Consider the following example program, that prints C strings specified on the command line:
#include <stdlib.h>
#include <string.h>
#include <locale.h>
#include <stdio.h>
/* Counts the number of (visible) characters in a string */
static size_t ms_len(const char *const ms)
{
if (ms)
return mbstowcs(NULL, ms, 0);
else
return 0;
}
/* Number of bytes that do not generate a visible character in a string */
static size_t ms_extras(const char *const ms)
{
if (ms)
return strlen(ms) - mbstowcs(NULL, ms, 0);
else
return 0;
}
int main(int argc, char *argv[])
{
int arg;
/* Default locale */
setlocale(LC_ALL, "");
for (arg = 1; arg < argc; arg++)
printf(">%-*s< (%zu bytes; %zu chars; %zu bytes extra in wide chars)\n",
(int)(10 + ms_extras(argv[arg])), argv[arg],
strlen(argv[arg]), ms_len(argv[arg]), ms_extras(argv[arg]));
return EXIT_SUCCESS;
}
If you compile the above to example
, and you run
./example aaa aaä aää äää aa€ a€€ €€€ a ä €
the program will output
>aaa < (3 bytes; 3 chars; 0 bytes extra in wide chars)
>aaä < (4 bytes; 3 chars; 1 bytes extra in wide chars)
>aää < (5 bytes; 3 chars; 2 bytes extra in wide chars)
>äää < (6 bytes; 3 chars; 3 bytes extra in wide chars)
>aa€ < (5 bytes; 3 chars; 2 bytes extra in wide chars)
>a€€ < (7 bytes; 3 chars; 4 bytes extra in wide chars)
>€€€ < (9 bytes; 3 chars; 6 bytes extra in wide chars)
>a < (1 bytes; 1 chars; 0 bytes extra in wide chars)
>ä < (2 bytes; 1 chars; 1 bytes extra in wide chars)
>€ < (3 bytes; 1 chars; 2 bytes extra in wide chars)
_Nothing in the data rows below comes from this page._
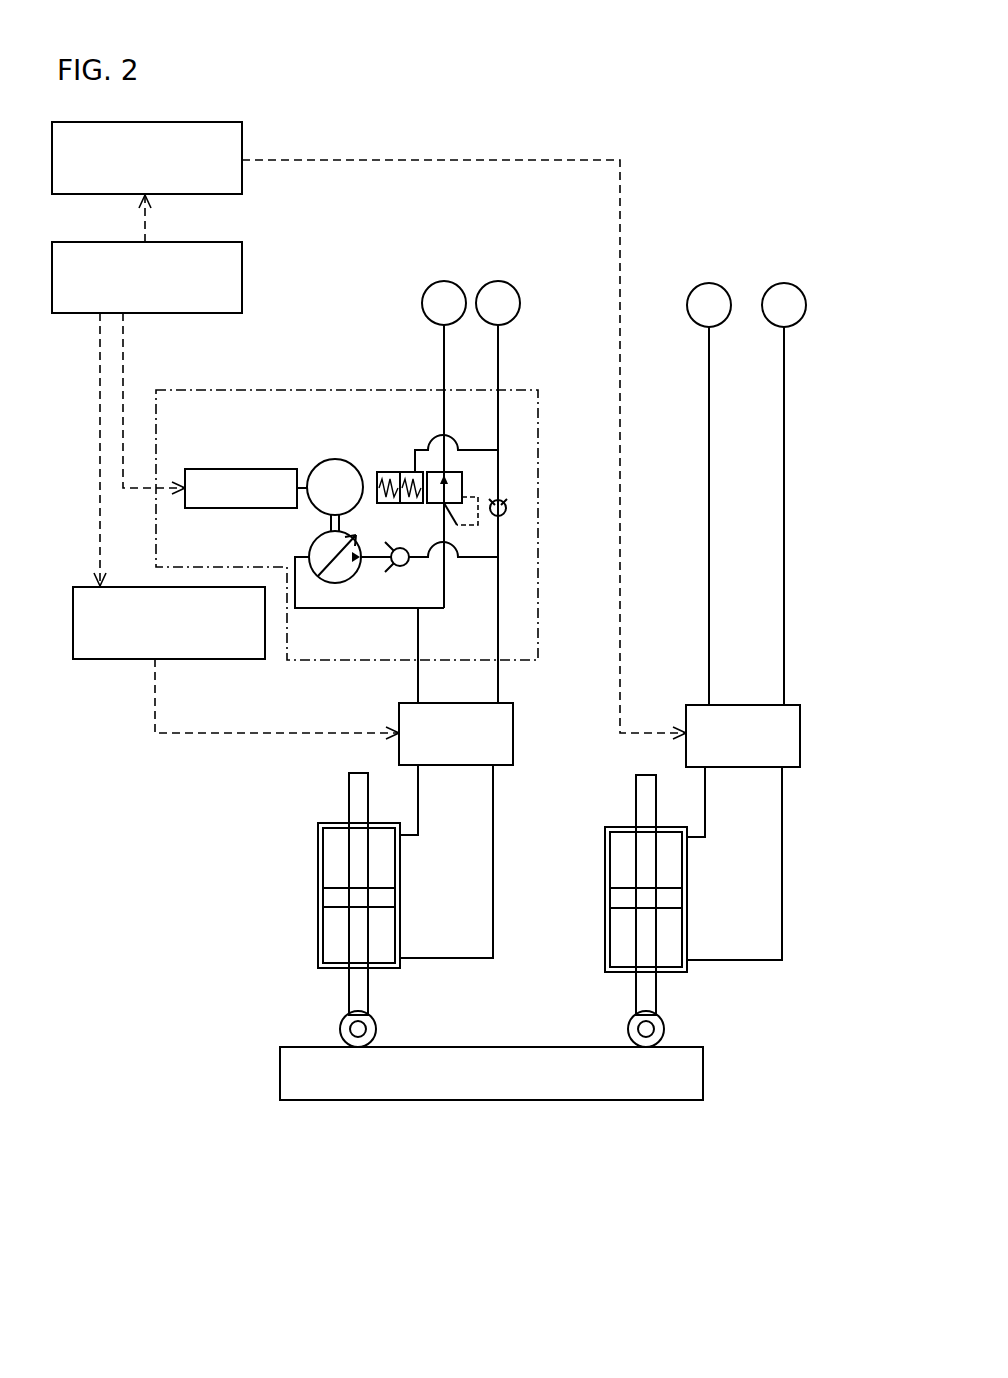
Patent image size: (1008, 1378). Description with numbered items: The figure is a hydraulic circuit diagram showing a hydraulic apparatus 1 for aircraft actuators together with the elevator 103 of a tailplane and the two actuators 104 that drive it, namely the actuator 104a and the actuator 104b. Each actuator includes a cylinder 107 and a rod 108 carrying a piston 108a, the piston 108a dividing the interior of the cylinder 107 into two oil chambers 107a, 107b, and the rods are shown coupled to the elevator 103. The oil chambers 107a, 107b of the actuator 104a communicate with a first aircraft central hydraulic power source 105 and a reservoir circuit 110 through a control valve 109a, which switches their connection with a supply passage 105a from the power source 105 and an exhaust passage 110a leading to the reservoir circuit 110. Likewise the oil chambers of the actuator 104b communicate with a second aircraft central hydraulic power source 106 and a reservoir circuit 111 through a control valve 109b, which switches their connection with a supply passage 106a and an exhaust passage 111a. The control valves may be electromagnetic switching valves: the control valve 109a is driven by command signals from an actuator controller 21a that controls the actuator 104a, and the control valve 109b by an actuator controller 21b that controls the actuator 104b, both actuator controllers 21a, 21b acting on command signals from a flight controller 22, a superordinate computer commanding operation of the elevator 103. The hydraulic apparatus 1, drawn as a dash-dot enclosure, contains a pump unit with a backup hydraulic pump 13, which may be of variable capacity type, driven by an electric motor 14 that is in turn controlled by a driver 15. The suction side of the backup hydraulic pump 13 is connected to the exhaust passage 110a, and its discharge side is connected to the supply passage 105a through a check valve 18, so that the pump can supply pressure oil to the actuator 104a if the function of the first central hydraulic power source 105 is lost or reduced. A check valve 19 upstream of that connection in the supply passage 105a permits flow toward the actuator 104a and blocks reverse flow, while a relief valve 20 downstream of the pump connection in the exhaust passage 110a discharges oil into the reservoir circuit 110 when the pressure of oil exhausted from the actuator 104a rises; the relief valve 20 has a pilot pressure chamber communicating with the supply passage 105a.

The hydraulic apparatus 1 is at (312, 388).
The backup hydraulic pump 13 is at (315, 532).
The electric motor 14 is at (335, 459).
The driver 15 is at (278, 468).
The check valve 18 is at (388, 575).
The check valve 19 is at (515, 496).
The relief valve 20 is at (400, 450).
The actuator controller 21a is at (130, 660).
The actuator controller 21b is at (242, 135).
The flight controller 22 is at (242, 268).
The elevator 103 is at (475, 1082).
The actuators 104 is at (477, 984).
The actuator 104a is at (308, 980).
The actuator 104b is at (700, 985).
The first aircraft central hydraulic power source 105 is at (510, 282).
The supply passage 105a is at (500, 349).
The second aircraft central hydraulic power source 106 is at (787, 283).
The supply passage 106a is at (785, 472).
The cylinder 107 is at (405, 873).
The oil chamber 107a is at (335, 852).
The oil chamber 107b is at (333, 938).
The rod 108 is at (372, 983).
The piston 108a is at (338, 897).
The control valve 109a is at (513, 712).
The control valve 109b is at (800, 730).
The reservoir circuit 110 is at (444, 281).
The exhaust passage 110a is at (443, 338).
The reservoir circuit 111 is at (709, 283).
The exhaust passage 111a is at (709, 475).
> < (4 bytes; 1 chars; 3 bytes extra in wide chars)
If the last <
does not line up with the others, it is because the font used is not accurately fixed-width: the emoticon
is wider than normal characters like Ä
, that's all. Blame the font.
The last character is U+1F608 SMILING FACE WITH HORNS, from the Emoticons unicode block, in case your OS/browser/font cannot display it. In Linux, all the above >
and <
line up correctly in all terminals I have, including in the console (non-graphical system console), although the console font does not have the glyph for the emoticon, and instead just shows it as a diamond.
Unlike Alter Mann's answer, this approach is portable, and makes no assumptions about what character set is actually used by the current user.